Rubik: Unlocking the Power of Locality and End-point Flexibility in Cloud Scale Load Balancing

Cloud scale load balancers, such as Ananta and Duet are critical components of the data center (DC) infrastructure, and are vital to the performance of the hosted online services. In this paper, using traffic traces from a production DC, we show that prior load balancer designs incur substantial overhead in the DC network bandwidth usage, due to the intrinsic nature of traffic redirection. Moreover, in Duet, traffic redirection results in extra bandwidth consumption in the core network and breaks the full-bisection bandwidth guarantees offered by the underlying networks such as Clos and FatTree.

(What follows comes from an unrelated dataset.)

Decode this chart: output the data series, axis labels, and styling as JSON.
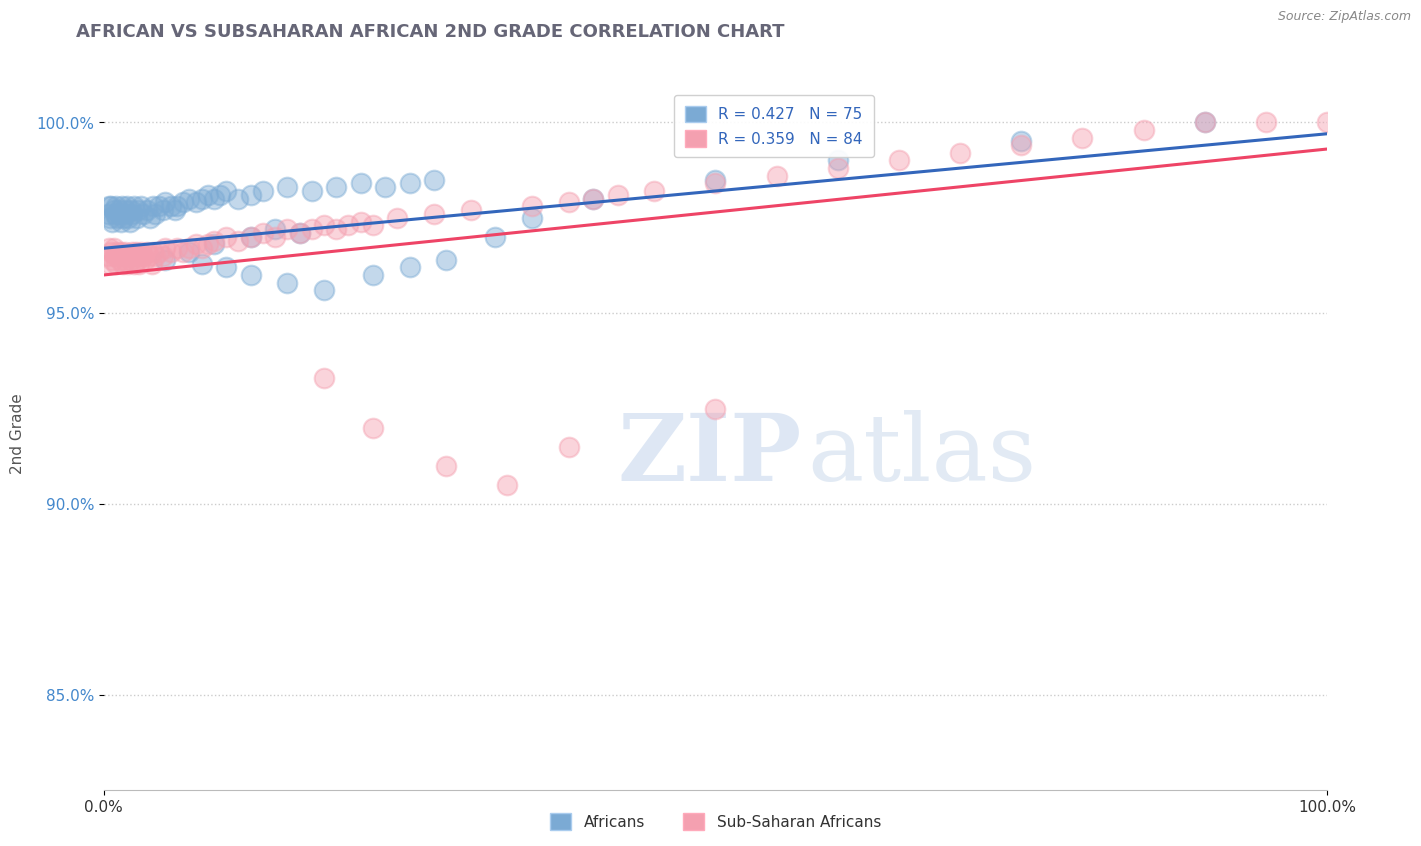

We present RUBIK, a load balancer that significantly lowers the DC network bandwidth usage while providing all the performance and availability benefits of Duet. RUBIK achieves its goals by applying two principles in the scale-out load balancer design—exploiting locality and applying end-point flexibility in placing the servers. We show how to jointly exploit these two principles to maximally contain the traffic load balanced to be within individual ToRs while satisfying service-specific failure domain constraints. Our evaluation using a testbed prototype and DC-scale simulation using real traffic traces shows that compared to the prior art Duet, RUBIK can reduce the bandwidth usage by over 3x and the maximum link utilization of the DC network by 4x, while providing all the performance, scalability, and availability benefits.